Ero preparato al peggio, così, quando arrivammo al circolo ed il custode, un ragazzetto con una tuta ginnica che ricordo di aver visto solo nella mia fanciullezza, ci introdusse nella penombra dello spogliatoio, non mi scomposi per il fatto di dovermi cambiare alla temperatura ambiente di qualche grado, perché la stufa elettrica, appena accesa, avrebbe cominciato a scaldare a fine incontro.

Poi, mentre il mio avversario non si cambiava, ho da lui appreso che, causa un leggero infortunio, si era fatto sostituire dal custode, garantendomi però un uguale, se non maggiore, impegno sportivo.

La situazione diventa preoccupante quando raggiungiamo il campo da tennis e ne verifico l’illuminazione, costituita da una sola lampada posta su un lungo palo piazzato lungo un lato del campo stesso; l’illuminazione, già così inadeguata, appariva ancora più tenue a causa del clima umido e nebbioso della serata.

Non è finita: il terreno di gioco, composto da terra marrone scuro e molto umida, è ai limiti della praticabilità e, dove non lascio profonde impronte, sollevo grandi zolle che appesantiscono le mie morbide e costose calzature in pelle; inconveniente che non impensierisce il mio avversario che indossa scarpe di tela con la suola in para.

La rete, grazie a Dio, era regolare e con pochi strappi.

Non ho finito di segnalare la mancanza delle righe che spunta il mio taxista con un sacco di calce ed i limiti di gioco vengono così realizzati in pochi minuti, a mano, con tolleranze di rettilineità e perpendicolarità fra fondo e lati di +/-10 cm.

 

E le palline? Eccone due di marca sconosciuta ed in ogni caso del tutto prive di pelo, del tipo che dalle nostre parti non diamo più nemmeno al cane per giocarci…
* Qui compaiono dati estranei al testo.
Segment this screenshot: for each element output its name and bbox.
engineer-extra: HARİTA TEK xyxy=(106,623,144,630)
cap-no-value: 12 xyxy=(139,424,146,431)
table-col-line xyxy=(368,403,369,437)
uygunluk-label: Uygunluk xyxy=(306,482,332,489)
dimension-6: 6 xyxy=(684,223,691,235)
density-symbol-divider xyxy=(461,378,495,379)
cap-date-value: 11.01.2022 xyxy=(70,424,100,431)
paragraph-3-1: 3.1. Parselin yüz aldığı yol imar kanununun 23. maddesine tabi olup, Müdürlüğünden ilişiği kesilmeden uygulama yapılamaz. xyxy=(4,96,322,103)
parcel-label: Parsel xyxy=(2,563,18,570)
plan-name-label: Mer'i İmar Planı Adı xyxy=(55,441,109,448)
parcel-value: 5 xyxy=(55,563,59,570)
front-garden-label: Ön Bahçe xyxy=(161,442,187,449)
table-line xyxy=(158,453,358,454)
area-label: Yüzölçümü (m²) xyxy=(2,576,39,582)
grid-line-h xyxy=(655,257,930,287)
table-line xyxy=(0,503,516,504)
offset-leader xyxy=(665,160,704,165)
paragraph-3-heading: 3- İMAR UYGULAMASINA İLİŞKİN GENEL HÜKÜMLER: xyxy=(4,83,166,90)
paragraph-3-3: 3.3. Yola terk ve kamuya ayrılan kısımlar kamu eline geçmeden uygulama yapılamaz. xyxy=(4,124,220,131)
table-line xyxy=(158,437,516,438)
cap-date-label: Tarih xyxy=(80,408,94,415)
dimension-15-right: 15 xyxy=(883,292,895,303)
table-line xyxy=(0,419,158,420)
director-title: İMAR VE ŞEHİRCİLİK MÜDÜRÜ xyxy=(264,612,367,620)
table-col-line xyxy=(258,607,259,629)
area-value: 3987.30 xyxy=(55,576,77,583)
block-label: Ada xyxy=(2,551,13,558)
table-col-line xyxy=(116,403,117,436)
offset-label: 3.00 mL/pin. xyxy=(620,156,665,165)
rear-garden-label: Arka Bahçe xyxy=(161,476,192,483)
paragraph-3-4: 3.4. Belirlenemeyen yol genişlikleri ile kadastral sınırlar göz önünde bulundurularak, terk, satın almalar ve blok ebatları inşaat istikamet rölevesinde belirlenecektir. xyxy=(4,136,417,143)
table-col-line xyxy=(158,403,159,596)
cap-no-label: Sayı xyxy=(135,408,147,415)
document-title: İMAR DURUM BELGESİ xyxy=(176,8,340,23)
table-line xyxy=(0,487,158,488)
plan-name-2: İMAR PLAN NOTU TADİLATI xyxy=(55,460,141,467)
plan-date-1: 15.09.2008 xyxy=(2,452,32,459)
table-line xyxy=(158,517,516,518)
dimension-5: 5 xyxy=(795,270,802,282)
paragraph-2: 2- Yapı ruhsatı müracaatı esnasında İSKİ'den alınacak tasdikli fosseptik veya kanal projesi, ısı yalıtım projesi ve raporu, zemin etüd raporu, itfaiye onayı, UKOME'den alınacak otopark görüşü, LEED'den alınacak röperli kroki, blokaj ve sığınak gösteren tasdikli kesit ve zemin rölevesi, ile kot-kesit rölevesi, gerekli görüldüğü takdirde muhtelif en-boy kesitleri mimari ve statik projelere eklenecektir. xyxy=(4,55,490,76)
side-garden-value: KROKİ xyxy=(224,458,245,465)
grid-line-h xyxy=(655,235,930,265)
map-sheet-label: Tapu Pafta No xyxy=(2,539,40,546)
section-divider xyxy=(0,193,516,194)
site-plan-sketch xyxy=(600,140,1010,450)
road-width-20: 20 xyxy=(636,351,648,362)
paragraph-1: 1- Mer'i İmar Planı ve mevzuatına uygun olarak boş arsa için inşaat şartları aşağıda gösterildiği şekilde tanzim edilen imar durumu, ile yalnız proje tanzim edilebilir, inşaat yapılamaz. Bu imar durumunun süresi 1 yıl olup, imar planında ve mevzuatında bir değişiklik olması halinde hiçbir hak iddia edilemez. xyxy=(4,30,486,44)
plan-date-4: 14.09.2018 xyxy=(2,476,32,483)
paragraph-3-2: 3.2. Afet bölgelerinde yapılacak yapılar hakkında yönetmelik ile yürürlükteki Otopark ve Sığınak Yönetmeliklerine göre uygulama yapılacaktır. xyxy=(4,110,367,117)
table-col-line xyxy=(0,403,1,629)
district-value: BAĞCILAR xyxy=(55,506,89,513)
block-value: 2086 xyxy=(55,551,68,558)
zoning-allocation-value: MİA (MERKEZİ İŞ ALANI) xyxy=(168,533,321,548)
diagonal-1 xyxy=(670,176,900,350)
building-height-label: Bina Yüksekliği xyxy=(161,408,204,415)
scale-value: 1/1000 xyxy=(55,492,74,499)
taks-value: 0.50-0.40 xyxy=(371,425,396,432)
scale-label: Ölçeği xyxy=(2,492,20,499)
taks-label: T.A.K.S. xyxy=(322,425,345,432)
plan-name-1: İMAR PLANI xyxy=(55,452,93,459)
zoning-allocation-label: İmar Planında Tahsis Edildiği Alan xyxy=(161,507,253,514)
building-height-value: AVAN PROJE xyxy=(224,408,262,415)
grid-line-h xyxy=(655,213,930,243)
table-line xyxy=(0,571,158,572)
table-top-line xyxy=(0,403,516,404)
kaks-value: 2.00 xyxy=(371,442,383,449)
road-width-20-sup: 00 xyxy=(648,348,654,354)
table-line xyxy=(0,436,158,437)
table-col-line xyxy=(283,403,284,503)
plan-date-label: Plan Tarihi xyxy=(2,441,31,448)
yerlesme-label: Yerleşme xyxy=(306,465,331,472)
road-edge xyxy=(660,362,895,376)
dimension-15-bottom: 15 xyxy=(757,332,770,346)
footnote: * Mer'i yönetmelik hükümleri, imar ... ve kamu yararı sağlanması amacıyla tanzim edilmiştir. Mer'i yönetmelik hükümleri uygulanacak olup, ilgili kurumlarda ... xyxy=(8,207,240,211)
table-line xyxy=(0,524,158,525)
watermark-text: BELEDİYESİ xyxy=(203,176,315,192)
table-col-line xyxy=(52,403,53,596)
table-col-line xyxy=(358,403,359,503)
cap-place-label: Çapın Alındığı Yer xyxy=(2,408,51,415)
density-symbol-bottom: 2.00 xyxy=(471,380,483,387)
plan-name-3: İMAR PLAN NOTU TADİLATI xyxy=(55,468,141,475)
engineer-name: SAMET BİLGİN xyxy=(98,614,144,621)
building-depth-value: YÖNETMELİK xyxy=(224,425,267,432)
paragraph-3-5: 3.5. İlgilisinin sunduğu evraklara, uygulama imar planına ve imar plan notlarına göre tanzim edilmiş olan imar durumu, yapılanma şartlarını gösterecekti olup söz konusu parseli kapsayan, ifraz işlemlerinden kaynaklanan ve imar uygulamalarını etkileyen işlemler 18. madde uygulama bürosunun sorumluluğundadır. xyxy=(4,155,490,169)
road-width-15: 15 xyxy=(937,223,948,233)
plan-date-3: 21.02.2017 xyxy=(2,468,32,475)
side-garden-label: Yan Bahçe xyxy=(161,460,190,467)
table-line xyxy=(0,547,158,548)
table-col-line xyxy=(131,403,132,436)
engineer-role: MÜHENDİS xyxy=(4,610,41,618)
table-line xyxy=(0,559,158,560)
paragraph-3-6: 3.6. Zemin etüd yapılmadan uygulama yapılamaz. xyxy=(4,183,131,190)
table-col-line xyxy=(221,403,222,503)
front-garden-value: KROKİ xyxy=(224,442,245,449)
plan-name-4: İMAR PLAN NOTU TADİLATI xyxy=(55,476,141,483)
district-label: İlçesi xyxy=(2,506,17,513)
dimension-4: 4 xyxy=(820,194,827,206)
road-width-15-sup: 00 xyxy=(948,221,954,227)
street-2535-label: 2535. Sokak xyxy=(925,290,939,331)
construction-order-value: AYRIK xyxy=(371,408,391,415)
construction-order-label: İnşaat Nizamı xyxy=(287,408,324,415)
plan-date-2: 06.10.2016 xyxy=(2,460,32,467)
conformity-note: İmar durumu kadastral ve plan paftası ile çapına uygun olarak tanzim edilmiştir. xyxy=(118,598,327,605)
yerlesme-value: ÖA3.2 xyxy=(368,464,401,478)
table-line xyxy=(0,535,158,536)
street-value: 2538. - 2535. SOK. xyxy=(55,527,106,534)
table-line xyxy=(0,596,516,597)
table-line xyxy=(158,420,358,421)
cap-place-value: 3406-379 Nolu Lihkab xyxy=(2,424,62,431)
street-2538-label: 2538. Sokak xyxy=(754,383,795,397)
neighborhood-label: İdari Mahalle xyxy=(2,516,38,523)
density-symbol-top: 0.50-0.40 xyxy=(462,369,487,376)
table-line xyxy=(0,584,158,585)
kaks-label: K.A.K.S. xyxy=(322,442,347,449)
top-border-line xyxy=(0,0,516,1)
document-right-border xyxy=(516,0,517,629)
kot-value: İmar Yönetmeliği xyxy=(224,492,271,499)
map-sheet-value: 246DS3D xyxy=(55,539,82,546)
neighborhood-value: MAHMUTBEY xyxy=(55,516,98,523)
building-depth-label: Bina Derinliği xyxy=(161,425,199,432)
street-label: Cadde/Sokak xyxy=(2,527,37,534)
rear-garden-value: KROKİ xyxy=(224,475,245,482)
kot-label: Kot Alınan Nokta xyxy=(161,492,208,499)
Mi mancava solo il ragionier “Filini” per sentirmi Paolo Villaggio quando interpretava “Fantozzi”.

Il mio giovane avversario usa una racchetta in legno con corde di polietilene tipo scooby-do (chi ricorda il passatempo che ci regalavamo da bambini intrecciando questi fili di plastica per ricavarci pupazzetti o portachiavi?), ma sembra molto agguerrito.

In effetti, durante i palleggi, noto che potrebbe impe-gnarmi perché, pur giocando un tennis inusuale, corre molto e sbaglia pochissimo.

Più si va avanti e più mi infango e alla difficoltà di mantenere l’equilibrio si aggiunge quella di vedere le palline che, divenute ormai marroni come il terreno, aiutate dalla semi-penombra dei 50 lux che la lampada dispensa sembrano essersi mimetizzate alla mia vista.

Non riesco più, oltretutto, a vedere le righe di gesso che, seppur storte, mi aiutavano a delimitare il perimetro di gioco.

Tutto era divenuto marrone scuro, ma solo per me, perché il mio avversario continuava a giocare ed a correre come se fosse sul centrale di Wimbledon (o meglio, data la superficie, del Roland Garros).

 

Sul 4 a 1 del terzo set, dopo essere riuscito a vincere faticosamente uno dei due sets precedenti, disperato per non poter più reggere l’impari confronto (mi era superiore anche tecnicamente), ho trovato finalmente un escamo-tage per uscire da quell’impasse e salvare la faccia.

Ho proposto al mio avversario, che ha subito accettato, di giocare con la mia super racchetta in kevlar per permettergli di apprezzarne le qualità.

 

·        “quasi classificato”

 

Ovviamente, a fine partita, ho attribuito la sconfitta al cambio di racchetta, con una ulteriore giustificazione per il mio orgoglio ferito, derivata dall’aver voluto forzatamente tradurre la risposta (in polacco) del mio antagonista alla domanda sul suo livello di gioco in “quasi classificato”.